Sure enough, the next day, there was Steve Allen on CNN, standing outside the restaurant and saying, “We all hope Lucy will pull through. There have been many success stories in the history of television, and yet the affection that millions of Americans hold for Lucille Ball is unique.” She died a week later, and CNN featured Steve Allen again in front of the same restaurant, saying, “Lucy will be greatly missed.”

One of the interviews I gave for Hunter Thompson was on NPR’s All Things Considered.
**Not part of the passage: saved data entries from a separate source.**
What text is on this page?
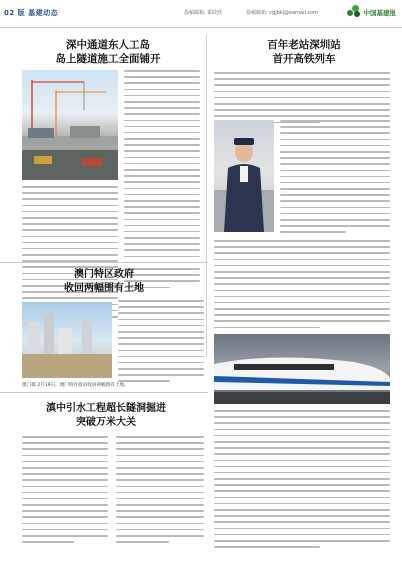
02 版 基建动态	投稿邮箱: 霍政欣	投稿邮箱: cgjbkl@eamail.com	中国基建报
深中通道东人工岛
岛上隧道施工全面铺开
百年老站深圳站
首开高铁列车
澳门特区政府
收回两幅围有土地
澳门街 2月19日，澳门特区政府收回两幅围有土地。
滇中引水工程超长隧洞掘进
突破万米大关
After it was broadcast, according to a source at NPR, I was considered “big enough now” to merit an advance obituary, and radio journalist Jon Kalish was given the assignment to put me “in the can.” I don’t take it personally. This is a purely pragmatic process. I’ll be right in there with Charlie Manson, who is certainly a high achiever in his own field of endeavor. My personal definition of success is simply to try and do the appropriate thing every moment.

As Ken Kesey once told me, “My energy is what I do. My image is what other people think I do.”